C'est connu, Alex Harvey est tombé dedans quand il était petit. Il n'avait pas quatre mois qu'il accompagnait ses parents dans leurs randonnées de ski de fond. Il dormait dans un traîneau adapté que son père avait ramené de Norvège. Plus tard, Pierre, un ingénieur mécanique, en a conçu une version toute québécoise avec son ami, l'aventurier Richard Weber, lui aussi nouveau papa. Encore aujourd'hui, le Baby Glider fait la joie des parents fondeurs.

À trois ans, le petit Alex s'est retrouvé sur ses propres skis. «J'en faisais 10 minutes et quand j'en avais assez, je remontais dans le Baby Glider», relate celui qui a participé à ses premières compétitions à l'âge de 5 ans.

Harvey a touché à plusieurs sports avant de se consacrer davantage au ski de fond et au vélo de montagne. Il a participé aux Mondiaux juniors dans les deux disciplines. De meilleurs résultats en ski l'ont convaincu d'opter pour ce sport. «Un choix naturel», explique celui qui profitait du programme ski-études à l'école secondaire du mont Sainte-Anne.

En mars 2007, Harvey est, en effet, devenu le premier skieur masculin canadien à monter sur le podium aux Mondiaux juniors avec une troisième place au 10 km style libre. La médaille est encadrée sur un mur à Saint-Ferréol. En fait, il devrait y en avoir deux, car le Québécois a mérité le bronze au 20 km à la suite de la disqualification rétroactive du médaillé d'argent, convaincu de dopage.

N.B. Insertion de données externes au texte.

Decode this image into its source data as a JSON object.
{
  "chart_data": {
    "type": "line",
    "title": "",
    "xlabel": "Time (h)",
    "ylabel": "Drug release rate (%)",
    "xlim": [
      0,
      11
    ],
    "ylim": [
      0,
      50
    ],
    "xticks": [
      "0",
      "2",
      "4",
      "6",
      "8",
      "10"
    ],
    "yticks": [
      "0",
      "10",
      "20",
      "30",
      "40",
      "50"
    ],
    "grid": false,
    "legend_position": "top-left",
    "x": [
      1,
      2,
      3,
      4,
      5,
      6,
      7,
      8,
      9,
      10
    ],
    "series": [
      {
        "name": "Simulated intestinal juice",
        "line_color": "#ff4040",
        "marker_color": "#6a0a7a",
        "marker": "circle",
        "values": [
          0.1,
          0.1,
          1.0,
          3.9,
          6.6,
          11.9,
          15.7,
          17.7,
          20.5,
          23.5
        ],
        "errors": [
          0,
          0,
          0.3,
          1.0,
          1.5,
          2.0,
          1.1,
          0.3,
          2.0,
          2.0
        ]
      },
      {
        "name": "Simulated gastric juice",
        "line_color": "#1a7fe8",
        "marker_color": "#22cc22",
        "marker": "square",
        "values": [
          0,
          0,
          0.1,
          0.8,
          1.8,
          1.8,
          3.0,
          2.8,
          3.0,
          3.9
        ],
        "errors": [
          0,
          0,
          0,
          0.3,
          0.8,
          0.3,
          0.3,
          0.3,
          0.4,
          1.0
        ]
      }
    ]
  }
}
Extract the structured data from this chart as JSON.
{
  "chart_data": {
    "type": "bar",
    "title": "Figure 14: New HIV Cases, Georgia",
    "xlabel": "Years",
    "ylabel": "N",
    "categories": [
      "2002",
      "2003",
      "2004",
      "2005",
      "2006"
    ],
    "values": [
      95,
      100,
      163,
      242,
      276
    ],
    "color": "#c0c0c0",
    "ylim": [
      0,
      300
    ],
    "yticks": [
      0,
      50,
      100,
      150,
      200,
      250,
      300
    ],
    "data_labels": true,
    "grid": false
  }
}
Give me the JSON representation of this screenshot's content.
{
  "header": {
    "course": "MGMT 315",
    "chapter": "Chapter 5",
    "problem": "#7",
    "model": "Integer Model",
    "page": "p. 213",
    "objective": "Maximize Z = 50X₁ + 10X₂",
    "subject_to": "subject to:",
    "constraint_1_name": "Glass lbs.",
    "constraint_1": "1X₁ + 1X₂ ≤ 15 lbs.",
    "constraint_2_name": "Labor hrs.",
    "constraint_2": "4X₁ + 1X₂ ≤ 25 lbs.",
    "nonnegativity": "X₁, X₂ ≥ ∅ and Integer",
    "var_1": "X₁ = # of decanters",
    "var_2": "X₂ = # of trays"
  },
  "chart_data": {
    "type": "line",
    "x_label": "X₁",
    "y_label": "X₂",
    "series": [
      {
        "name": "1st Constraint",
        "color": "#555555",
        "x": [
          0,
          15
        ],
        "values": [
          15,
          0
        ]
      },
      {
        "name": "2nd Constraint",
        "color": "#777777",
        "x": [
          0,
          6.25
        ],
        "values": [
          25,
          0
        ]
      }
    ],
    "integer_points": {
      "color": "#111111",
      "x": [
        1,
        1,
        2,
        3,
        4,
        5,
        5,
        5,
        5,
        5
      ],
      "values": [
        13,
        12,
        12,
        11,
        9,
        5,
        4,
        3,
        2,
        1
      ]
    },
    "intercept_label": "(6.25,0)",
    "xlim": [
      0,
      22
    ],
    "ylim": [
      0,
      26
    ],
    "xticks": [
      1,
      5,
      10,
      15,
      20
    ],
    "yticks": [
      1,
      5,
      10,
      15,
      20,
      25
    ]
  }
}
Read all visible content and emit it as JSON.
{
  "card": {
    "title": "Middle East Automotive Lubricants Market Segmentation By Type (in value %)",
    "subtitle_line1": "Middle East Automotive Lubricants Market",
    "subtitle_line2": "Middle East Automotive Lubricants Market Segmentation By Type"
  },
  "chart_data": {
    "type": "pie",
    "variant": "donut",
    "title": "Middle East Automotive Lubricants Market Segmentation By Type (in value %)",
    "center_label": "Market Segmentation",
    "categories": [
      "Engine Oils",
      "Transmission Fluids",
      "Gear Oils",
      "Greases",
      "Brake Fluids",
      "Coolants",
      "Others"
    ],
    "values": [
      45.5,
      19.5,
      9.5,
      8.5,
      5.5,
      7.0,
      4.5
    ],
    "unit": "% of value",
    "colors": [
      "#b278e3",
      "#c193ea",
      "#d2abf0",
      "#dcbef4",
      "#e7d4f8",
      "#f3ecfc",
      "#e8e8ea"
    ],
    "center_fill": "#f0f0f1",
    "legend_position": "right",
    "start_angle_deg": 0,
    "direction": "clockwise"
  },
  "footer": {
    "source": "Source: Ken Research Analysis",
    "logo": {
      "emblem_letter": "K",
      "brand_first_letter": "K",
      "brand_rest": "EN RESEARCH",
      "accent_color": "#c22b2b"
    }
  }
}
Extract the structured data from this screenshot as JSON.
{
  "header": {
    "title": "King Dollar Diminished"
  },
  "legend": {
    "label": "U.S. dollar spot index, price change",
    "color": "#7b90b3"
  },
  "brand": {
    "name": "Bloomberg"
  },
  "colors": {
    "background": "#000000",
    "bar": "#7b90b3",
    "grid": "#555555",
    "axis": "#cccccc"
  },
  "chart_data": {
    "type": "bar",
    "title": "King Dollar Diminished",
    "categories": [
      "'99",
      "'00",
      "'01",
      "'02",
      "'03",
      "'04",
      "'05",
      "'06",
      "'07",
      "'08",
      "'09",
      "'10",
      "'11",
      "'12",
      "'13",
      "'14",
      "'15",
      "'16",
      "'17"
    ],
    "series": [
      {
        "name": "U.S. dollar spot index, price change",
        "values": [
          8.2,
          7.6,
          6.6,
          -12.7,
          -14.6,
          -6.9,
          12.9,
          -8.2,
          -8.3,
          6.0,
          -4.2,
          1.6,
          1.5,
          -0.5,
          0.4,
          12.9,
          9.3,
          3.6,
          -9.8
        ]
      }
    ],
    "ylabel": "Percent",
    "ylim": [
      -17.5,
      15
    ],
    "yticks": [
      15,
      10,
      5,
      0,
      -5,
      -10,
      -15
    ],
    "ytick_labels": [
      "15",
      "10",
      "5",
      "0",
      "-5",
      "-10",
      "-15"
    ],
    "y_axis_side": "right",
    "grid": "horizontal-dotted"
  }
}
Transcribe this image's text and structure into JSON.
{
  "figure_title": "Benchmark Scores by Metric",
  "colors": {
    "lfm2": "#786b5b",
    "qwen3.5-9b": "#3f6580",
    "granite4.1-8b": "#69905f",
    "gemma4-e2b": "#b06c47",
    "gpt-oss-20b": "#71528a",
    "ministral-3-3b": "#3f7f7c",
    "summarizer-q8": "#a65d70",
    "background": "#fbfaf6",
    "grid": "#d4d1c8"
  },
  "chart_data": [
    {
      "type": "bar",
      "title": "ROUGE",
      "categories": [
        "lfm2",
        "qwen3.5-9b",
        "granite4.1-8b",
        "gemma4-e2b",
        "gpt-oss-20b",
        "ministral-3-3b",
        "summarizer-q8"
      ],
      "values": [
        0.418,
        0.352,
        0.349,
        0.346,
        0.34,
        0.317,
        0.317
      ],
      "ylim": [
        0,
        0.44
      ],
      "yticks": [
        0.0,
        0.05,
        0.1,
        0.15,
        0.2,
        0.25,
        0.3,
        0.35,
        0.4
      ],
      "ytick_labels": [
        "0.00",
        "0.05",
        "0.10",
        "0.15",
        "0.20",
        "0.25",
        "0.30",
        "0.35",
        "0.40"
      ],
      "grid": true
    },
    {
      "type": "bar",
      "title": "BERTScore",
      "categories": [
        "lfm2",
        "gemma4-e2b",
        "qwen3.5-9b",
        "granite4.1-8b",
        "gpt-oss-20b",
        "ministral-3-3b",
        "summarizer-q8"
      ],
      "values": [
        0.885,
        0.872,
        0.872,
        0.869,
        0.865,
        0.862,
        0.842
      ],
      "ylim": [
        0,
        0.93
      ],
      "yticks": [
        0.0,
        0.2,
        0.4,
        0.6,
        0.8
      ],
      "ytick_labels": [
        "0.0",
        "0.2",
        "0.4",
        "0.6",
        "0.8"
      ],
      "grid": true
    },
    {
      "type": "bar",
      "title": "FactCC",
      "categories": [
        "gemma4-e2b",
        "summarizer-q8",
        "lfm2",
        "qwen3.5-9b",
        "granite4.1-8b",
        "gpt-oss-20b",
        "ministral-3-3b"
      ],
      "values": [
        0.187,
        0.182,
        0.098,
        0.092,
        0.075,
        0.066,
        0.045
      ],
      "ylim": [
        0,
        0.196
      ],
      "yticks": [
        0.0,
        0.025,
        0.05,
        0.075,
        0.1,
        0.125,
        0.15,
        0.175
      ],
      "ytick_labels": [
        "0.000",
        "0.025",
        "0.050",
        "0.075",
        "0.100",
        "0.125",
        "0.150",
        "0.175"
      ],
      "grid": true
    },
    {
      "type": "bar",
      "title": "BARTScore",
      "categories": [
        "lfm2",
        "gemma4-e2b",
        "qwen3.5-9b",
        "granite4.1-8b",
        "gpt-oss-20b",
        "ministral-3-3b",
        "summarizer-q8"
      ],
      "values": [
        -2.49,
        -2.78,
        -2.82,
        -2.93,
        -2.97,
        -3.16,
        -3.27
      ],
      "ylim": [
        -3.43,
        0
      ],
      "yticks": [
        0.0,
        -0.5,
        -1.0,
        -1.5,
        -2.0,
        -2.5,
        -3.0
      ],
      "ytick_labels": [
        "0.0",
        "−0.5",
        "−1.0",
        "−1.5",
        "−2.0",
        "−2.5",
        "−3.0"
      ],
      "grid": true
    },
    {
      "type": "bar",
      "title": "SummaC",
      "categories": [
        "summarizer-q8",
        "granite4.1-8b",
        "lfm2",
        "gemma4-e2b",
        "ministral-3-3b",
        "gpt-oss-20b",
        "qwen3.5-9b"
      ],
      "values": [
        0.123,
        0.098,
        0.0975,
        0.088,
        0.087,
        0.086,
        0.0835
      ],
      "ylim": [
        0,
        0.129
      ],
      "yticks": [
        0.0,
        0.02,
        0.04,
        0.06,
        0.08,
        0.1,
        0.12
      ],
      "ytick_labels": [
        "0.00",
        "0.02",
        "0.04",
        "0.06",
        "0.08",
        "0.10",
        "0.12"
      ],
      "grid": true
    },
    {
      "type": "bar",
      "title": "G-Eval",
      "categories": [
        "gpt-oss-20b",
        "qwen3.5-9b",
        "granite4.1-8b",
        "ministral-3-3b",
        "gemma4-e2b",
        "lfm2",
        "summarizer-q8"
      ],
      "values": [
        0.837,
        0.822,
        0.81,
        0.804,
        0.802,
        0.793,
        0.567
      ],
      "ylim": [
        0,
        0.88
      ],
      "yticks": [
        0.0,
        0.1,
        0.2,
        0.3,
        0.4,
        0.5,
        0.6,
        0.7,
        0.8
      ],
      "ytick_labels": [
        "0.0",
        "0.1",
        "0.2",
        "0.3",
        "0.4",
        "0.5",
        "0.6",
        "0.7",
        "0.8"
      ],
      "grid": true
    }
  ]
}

À l'occasion de ses derniers Mondiaux juniors, l'an dernier, Harvey visait l'or. Ses plans ont été contrecarrés par une vive douleur à la jambe gauche qui l'embêtait depuis plusieurs mois. Il a dû se satisfaire de l'argent au 10 km classique. «À l'effort maximal, c'est comme si ma jambe voulait arracher», décrit-il.

Son problème: une mauvaise circulation dans l'artère iliaque, attribuable aux longues heures passées sur un vélo. «Il faut avoir une prédisposition pour ce genre de blessure, mais je m'entraînais déjà beaucoup quand j'étais jeune. J'aime tellement ça m'entraîner», explique-t-il.

Deux ans plus tôt, le cycliste Charles Dionne avait été confronté au même problème. Ironiquement, ce dernier avait consulté le Dr Mireille Belzile, la mère d'Alex, à ce sujet.

Un coup d'éclat

Harvey est passé sous le bistouri le 14 mars 2008. L'artère a été agrandie grâce à du tissu veineux prélevé ailleurs dans la jambe. Un an plus tard, jour pour jour, il a réussi son coup d'éclat à Trondheim. Il a remis ça une semaine plus tard avec trois résultats parmi les 10 premiers à la finale de la Coupe du monde de Falun, en Suède.

Le jeune homme de 20 ans est maintenant un incontournable pour les Jeux olympiques de Vancouver, en février prochain. Son objectif initial était simplement d'y participer. Le podium paraît maintenant comme une réelle possibilité. Lucide, il préfère jouer la carte de la prudence, songeant davantage au métal précieux pour 2014 ou 2018.

«C'est une possibilité, c'est vrai, mais ce ne sera vraiment pas la fin du monde si ça n'arrive pas. Je n'aurai que 21 ans et je ne pense pas avoir de résultats à ces Jeux-là», prévient Harvey. Ses adversaires le croiront-ils?